BGL BNP Paribas does not include links in text messages and will never ask you for confidential information (OTP token, username, password, card code, etc.) by e-mail, text message or telephone. 

Be careful when you receive an e-mail or text message purporting to be from BGL BNP Paribas or another service provider. Check the identity of the sender before clicking on any links or opening any attachments. 

In case of doubt, please contact our Client Service on (+352) 42 42-2000.

Our solutions to keep you safe

LuxTrust 

A LuxTrust Token is a digital certificate that confirms your identity. It generates a single-use code that you enter when you access Web Banking or when you carry out your transactions. It is linked to a password chosen by you. 

A LuxTrust Token can take the form of a small device or a mobile application: LuxTrust Mobile.

3D Secure for your online purchases

The 3D Secure system ensures the security of your online payments by bank card.

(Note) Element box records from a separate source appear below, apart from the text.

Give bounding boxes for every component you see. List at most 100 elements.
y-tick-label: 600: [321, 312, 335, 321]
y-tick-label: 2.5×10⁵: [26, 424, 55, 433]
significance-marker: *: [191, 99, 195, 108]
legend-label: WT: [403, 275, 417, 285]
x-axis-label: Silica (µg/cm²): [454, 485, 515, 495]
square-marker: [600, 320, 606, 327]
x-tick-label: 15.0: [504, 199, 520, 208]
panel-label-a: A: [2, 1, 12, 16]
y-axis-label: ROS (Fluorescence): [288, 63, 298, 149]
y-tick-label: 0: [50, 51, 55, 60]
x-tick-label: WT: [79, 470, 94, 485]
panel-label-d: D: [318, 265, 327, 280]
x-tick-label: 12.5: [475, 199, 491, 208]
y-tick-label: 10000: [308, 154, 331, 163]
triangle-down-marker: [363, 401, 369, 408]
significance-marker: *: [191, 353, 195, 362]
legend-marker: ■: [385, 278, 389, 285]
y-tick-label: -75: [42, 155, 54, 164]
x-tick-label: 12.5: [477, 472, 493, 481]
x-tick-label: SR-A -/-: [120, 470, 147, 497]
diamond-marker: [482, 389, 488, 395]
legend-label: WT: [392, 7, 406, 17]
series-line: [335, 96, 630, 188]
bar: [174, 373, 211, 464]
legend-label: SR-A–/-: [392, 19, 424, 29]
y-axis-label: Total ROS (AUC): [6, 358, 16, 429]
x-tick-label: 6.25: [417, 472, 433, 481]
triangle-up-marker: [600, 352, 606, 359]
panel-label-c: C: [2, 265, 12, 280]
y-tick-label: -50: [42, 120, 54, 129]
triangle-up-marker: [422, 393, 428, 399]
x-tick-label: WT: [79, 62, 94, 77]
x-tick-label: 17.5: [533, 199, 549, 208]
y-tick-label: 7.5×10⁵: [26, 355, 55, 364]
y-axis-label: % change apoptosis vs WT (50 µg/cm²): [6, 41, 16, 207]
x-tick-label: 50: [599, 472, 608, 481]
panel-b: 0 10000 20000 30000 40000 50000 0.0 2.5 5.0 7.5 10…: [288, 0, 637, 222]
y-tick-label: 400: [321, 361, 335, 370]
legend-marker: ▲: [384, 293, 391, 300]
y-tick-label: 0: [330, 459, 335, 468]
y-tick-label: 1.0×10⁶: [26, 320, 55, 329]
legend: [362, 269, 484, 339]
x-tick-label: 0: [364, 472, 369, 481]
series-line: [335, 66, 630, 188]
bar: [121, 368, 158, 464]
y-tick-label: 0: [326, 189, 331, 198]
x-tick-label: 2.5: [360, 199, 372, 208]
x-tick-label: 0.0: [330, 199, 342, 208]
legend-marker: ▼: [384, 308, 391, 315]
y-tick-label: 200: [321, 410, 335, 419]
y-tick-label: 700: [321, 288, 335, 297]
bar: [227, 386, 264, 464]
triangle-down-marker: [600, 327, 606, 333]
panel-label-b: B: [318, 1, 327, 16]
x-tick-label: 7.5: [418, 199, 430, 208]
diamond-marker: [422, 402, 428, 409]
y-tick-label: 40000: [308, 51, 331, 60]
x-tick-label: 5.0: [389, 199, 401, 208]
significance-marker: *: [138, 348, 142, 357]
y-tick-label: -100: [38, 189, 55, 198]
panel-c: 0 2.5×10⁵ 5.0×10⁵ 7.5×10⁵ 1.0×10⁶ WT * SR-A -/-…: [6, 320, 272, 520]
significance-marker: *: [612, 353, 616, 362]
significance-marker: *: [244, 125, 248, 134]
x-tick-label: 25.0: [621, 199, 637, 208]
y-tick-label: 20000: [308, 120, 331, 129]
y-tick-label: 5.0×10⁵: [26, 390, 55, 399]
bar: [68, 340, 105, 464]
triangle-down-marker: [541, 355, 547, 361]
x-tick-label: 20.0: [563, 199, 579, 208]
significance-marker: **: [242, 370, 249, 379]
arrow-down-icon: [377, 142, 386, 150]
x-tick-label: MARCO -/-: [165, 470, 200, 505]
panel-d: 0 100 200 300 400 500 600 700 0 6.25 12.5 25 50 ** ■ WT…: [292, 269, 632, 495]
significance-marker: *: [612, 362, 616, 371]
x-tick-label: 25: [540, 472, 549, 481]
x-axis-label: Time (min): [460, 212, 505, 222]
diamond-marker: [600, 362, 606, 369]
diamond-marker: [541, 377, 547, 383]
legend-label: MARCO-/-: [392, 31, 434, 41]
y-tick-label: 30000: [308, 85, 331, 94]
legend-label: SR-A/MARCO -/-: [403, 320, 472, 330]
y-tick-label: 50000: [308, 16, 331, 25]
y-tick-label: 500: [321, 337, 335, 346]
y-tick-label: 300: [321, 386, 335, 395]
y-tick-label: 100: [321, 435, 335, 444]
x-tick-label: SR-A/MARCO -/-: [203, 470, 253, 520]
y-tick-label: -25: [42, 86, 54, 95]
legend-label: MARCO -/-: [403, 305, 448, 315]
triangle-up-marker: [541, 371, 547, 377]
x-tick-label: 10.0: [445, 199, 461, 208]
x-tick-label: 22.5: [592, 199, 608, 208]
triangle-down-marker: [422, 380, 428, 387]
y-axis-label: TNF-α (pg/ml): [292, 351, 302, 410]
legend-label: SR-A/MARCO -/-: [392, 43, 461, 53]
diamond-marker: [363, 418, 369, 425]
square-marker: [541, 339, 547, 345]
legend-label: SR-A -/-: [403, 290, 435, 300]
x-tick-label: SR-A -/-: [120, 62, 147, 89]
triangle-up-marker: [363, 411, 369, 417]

You must have activated the 3D Secure function for your cards beforehand on the Web Banking site in the “Credit cards” section. 

Then, whenever you buy online on sites displaying the “Verified by Visa” or “Mastercard ID Check” logo, you will have to validate your payment either with your Token or with a code received by text message.

Secure messaging 

Whether you’re applying for a loan, sending attachments, obtaining information, etc., you can communicate securely with your account manager using the Web Banking messaging service available on the site and the application.

European PSD2 Directive 

Just like your bank, the European Union is concerned with banking security. The PSD2 Directive has introduced more stringent rules to guarantee your security and requires regular strong authentication on Web Banking. 

Specifically, if you have opted to connect without using a Token, you will still be asked for it every 90 days.